Das Atomkraftwerk Biblis.

Das Atomkraftwerk Biblis.

(Foto: dpa)

Nach der Reaktorkatastrophe von Fukushima vollzieht Schwarz-Gelb eine rasante Wende in ihrer Atompolitik. Einem Medienbericht zufolge ist die Abschaltung von acht Atomkraftwerken bereits beschlossene Sache. Die Grünen werfen CDU und CSU indes Geschichtsklitterung vor. "Es ist abenteuerlich, wie die Union jetzt sechs Jahrzehnte massivsten Atomlobbyismus vergessen machen will", so Grünen-Chefin Roth.

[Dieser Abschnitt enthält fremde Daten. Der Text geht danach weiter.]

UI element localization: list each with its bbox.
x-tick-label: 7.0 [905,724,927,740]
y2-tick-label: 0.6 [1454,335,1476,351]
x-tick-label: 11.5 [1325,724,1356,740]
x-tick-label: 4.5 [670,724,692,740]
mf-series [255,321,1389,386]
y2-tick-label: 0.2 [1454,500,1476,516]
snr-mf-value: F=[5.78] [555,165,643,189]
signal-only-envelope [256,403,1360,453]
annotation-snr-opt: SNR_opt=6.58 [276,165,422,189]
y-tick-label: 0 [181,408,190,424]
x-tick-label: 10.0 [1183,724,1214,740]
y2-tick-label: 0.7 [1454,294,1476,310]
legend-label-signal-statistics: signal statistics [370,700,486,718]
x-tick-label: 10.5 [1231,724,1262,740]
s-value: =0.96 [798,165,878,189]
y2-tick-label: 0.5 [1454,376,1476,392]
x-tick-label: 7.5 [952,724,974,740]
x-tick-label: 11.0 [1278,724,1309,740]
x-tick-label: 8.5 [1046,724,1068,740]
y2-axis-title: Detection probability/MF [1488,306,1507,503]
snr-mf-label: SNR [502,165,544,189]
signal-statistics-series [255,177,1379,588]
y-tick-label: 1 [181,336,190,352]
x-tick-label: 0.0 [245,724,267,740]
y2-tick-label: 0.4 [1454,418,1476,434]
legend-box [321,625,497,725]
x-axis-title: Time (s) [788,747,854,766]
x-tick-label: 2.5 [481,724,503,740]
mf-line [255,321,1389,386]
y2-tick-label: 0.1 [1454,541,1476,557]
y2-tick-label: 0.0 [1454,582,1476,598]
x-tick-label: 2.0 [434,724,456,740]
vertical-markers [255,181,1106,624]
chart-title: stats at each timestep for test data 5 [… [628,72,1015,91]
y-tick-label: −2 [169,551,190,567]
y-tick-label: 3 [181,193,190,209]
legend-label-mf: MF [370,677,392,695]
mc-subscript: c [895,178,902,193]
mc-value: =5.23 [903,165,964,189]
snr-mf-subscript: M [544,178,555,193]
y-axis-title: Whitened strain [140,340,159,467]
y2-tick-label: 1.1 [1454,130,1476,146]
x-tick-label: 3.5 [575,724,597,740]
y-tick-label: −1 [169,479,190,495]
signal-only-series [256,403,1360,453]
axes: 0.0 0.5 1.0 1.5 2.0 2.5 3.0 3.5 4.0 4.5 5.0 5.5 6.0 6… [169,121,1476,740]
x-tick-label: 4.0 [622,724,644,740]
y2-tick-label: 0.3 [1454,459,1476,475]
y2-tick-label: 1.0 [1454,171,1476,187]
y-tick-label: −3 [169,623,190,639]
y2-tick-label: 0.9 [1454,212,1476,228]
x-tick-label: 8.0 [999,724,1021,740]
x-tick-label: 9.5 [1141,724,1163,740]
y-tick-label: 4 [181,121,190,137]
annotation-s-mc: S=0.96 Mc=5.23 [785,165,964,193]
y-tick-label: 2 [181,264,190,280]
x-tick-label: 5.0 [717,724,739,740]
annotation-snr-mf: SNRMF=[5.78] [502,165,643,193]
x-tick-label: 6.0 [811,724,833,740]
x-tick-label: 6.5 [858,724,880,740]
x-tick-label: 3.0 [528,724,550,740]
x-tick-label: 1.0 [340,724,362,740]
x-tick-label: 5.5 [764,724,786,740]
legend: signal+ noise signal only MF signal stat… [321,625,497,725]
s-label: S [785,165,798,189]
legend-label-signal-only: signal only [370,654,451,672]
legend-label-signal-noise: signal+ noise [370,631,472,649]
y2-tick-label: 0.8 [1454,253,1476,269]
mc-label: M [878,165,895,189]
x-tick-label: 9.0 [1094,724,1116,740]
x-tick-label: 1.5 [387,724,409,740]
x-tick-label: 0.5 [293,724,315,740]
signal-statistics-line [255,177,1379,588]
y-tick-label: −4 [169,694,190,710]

Die Spitzen der Schwarz-Gelben Koalition haben sich einem Zeitungsbericht zufolge bereits grundsätzlich auf das Aus für in Deutschland geeinigt. In einem Bericht der "Leipziger Volkszeitung" heißt es, die Partei- und Fraktionsspitzen hätten sich am Dienstag bei einem vertraulichen Treffen im Kanzleramt auf einen Ausstiegsfahrplan für die sieben Alt-Reaktoren und den Pannenreaktor Krümmel verständigt. Dabei sei Teilnehmern zufolge eine "Grundsatzvereinbarung" besprochen und für gut geheißen worden, nach der der Wiederbetrieb der insgesamt acht Reaktoren nach Ablauf des dreimonatigen Moratoriums ausgeschlossen wird.

Durch eine "Verschärfung der Sicherheitskriterien" für den Betrieb von Atomkraftwerken, die durch das Umweltministerium zu erarbeiten sei, werde die dauerhafte Außerdienststellung von 8 der insgesamt 17 deutschen Reaktoren "garantiert sein", bestätigte ein Teilnehmer der Gesprächsrunde der Zeitung.

Umweltminister Röttgen möchte alle gesellschaftlichen Gruppen bei der Energiewende an einen Tisch holen.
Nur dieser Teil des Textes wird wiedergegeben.